Disponible dans l’ouvrage d’AGP Martin, on peut y relever ce petit extrait: «( …) est parvenu à Notre Connaissance chérifienne ce qui s’est passé à Ain-Salah, l’arrivée de certains de la Province algérienne, leur intrusion violente au milieu des habitants, leur agression opérée au mépris de l’état de paix, des traités et des conventions qui lient les deux gouvernements, sans considération pour ce qui a été tracé d’un commun accord dans les règlements portant délimitation des frontières, sans justification possible même par une excuse de flux et de reflux, puisque les gens de la localité leur avaient notifié être de la sujétion de Notre Personne élevée par Dieu, et faire partie de Notre empire fortuné (…) »
La même lettre informe de l’ordre donné au gouverneur Idris ben el-Kouri de faire le nécessaire et des instructions semblables faites à Ben Amor el-Marrakechi et aux tribus Sefiane pour agir tous d’un commun accord.

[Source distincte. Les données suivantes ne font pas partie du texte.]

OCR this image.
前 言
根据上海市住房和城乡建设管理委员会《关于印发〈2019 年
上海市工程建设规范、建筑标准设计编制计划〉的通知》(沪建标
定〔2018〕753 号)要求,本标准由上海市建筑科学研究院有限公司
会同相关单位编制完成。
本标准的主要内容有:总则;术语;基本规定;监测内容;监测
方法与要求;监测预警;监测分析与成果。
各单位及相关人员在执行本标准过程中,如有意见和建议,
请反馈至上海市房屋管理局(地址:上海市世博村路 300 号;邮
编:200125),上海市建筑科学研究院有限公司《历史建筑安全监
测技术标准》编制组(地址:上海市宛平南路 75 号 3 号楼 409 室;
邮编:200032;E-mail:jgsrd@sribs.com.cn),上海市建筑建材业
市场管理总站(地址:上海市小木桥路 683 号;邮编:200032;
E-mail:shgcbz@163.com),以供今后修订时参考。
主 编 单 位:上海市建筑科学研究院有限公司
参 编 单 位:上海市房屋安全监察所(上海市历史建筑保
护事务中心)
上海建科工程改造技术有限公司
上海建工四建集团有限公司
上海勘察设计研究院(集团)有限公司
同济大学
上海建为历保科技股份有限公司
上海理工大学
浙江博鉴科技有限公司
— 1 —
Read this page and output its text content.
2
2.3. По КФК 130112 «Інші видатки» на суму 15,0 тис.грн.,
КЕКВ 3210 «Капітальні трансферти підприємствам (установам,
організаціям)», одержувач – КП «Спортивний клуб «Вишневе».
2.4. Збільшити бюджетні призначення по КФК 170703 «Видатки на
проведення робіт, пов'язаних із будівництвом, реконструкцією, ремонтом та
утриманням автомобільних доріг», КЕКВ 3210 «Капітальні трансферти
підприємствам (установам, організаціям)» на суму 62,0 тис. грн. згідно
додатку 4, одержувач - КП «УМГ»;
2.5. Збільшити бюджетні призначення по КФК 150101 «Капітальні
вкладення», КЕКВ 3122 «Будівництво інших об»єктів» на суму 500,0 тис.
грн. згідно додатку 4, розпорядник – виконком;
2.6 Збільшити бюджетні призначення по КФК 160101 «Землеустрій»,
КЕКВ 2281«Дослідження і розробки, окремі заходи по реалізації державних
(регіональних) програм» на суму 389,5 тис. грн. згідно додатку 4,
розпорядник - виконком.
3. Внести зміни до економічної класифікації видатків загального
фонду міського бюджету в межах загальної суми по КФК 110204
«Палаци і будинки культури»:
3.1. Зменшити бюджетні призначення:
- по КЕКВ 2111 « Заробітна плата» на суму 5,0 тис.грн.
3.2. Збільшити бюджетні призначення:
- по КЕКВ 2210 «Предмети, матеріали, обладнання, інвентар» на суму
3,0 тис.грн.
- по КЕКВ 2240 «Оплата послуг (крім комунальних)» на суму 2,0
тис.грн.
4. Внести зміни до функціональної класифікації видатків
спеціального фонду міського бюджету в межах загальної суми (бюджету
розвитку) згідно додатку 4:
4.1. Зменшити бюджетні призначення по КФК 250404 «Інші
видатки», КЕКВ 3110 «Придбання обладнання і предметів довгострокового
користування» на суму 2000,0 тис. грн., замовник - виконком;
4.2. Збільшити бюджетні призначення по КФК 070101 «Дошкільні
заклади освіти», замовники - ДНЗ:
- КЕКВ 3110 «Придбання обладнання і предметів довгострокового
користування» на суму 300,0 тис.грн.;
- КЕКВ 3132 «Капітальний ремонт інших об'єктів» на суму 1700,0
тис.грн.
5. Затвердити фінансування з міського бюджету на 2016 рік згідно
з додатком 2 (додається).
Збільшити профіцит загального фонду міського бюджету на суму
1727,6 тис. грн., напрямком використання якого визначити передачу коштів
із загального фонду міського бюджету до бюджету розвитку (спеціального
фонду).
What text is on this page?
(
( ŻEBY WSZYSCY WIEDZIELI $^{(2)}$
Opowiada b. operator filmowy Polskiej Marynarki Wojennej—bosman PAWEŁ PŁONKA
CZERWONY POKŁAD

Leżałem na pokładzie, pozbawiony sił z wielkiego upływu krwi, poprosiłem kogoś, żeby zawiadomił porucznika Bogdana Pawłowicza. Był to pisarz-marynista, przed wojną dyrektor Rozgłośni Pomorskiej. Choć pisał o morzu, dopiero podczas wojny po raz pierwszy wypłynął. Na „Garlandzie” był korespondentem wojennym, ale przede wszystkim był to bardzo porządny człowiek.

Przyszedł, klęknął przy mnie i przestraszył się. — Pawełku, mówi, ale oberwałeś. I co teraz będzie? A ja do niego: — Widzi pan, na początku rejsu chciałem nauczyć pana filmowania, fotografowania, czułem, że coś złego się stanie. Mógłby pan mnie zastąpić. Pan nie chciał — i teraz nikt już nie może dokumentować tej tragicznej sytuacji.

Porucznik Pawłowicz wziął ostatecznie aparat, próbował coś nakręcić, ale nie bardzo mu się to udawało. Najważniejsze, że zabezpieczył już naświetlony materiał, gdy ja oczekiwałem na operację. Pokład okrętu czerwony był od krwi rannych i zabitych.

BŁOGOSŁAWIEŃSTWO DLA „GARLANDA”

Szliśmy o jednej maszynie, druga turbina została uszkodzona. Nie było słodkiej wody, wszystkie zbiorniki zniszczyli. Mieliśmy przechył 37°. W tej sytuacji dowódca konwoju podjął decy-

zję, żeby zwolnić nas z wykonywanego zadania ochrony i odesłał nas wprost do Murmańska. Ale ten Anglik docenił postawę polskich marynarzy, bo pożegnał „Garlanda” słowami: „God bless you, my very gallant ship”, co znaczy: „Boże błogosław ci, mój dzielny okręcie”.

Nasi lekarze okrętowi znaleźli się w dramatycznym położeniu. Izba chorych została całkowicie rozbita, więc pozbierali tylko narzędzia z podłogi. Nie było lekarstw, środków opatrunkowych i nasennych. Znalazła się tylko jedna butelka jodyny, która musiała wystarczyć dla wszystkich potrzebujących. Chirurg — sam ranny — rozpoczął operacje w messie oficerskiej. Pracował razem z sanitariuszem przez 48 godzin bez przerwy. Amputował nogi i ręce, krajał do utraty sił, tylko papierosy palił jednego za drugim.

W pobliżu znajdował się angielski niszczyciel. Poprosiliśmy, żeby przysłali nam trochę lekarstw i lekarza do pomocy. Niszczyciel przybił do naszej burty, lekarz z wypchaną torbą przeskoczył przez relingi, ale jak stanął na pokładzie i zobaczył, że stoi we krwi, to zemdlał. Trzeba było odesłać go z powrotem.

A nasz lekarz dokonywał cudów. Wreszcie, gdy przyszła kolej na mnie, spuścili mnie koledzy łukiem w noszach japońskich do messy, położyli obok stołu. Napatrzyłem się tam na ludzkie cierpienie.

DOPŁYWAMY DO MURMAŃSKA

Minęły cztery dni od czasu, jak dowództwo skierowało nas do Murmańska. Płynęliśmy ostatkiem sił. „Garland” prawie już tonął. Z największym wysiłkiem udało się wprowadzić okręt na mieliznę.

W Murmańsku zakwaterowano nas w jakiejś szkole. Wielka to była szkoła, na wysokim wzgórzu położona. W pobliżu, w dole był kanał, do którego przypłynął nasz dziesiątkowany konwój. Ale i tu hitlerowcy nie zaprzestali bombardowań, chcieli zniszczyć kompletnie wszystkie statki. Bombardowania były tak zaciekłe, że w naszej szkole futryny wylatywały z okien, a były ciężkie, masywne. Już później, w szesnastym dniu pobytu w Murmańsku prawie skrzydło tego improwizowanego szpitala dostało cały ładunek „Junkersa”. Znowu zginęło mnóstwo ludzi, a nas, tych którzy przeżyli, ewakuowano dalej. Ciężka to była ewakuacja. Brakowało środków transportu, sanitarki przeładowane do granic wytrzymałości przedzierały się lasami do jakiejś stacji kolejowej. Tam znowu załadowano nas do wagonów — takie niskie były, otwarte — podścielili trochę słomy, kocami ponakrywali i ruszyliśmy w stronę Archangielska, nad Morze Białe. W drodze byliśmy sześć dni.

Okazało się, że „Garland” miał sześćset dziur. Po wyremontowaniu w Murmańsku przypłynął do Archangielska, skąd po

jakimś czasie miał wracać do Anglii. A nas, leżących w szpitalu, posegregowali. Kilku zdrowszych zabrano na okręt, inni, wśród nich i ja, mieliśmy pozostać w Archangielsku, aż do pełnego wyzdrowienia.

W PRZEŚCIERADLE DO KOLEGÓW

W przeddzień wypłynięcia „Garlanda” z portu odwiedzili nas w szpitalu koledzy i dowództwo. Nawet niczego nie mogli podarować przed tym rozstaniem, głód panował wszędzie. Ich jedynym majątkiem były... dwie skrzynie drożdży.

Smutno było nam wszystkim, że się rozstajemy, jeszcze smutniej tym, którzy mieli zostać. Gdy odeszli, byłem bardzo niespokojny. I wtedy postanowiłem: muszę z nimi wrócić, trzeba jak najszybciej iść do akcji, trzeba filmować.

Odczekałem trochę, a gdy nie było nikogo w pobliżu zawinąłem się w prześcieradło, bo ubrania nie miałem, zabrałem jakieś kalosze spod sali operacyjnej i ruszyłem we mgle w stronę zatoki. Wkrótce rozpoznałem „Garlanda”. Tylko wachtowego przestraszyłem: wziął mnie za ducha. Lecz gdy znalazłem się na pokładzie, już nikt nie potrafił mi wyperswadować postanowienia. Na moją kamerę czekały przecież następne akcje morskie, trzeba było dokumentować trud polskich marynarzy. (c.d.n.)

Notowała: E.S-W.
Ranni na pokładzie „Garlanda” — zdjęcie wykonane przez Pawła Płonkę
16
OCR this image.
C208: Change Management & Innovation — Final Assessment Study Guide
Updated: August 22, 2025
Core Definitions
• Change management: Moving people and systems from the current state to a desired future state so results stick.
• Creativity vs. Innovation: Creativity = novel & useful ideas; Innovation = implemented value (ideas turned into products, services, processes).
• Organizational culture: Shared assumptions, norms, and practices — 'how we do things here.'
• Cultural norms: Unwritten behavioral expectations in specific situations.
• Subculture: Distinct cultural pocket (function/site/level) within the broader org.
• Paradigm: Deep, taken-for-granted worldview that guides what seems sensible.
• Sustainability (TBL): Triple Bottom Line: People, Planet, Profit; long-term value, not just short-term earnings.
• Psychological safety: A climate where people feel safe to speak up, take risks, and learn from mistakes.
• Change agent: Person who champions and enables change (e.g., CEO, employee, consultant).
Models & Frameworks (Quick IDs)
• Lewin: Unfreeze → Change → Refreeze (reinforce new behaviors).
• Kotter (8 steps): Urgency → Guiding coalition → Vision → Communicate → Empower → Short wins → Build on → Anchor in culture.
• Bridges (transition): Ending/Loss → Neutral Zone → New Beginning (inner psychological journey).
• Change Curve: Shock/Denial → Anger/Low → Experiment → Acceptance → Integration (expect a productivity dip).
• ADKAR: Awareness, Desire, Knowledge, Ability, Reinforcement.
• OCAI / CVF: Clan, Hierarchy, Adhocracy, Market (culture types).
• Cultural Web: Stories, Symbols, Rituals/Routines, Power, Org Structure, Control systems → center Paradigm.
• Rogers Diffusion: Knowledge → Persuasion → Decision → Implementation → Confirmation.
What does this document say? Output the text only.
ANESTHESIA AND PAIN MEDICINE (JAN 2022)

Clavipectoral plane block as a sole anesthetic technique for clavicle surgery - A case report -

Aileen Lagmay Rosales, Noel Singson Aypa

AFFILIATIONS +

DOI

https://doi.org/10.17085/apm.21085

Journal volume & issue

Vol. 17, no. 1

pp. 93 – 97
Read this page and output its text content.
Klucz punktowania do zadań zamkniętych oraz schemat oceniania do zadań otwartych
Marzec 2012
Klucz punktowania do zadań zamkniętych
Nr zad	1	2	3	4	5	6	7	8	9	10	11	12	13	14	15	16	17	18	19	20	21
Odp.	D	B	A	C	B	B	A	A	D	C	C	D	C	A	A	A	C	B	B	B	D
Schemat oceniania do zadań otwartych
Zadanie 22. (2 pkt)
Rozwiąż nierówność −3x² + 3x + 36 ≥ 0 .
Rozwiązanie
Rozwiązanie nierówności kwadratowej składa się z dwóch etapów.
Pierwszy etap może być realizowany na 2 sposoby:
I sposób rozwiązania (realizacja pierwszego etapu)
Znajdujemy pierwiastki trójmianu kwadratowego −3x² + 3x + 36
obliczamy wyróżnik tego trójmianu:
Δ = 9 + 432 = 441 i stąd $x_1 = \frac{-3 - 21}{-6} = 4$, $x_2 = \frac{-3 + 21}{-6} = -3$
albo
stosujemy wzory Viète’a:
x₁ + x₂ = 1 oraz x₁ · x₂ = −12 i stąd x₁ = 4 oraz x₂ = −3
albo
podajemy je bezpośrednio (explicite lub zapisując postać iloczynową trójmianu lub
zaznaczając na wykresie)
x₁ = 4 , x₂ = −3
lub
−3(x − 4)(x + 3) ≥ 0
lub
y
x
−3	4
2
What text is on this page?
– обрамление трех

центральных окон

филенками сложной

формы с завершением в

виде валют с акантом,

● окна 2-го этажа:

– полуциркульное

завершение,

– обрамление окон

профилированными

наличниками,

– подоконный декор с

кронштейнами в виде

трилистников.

Datée du 15 mars, la missive devait cependant arriver deux jours avant le combat honorable mené par Caïd Cherradi à Aïn Ghar, soldé par son arrestation et par la confiscation de toute sa correspondance.
Si le pacha en question finit par être libéré, le coup de force contre Aïn Salah, avec ses profondes répercussions, n’en marquait pas moins le prélude à l’occupation de toute la région du Sud-Est du Royaume...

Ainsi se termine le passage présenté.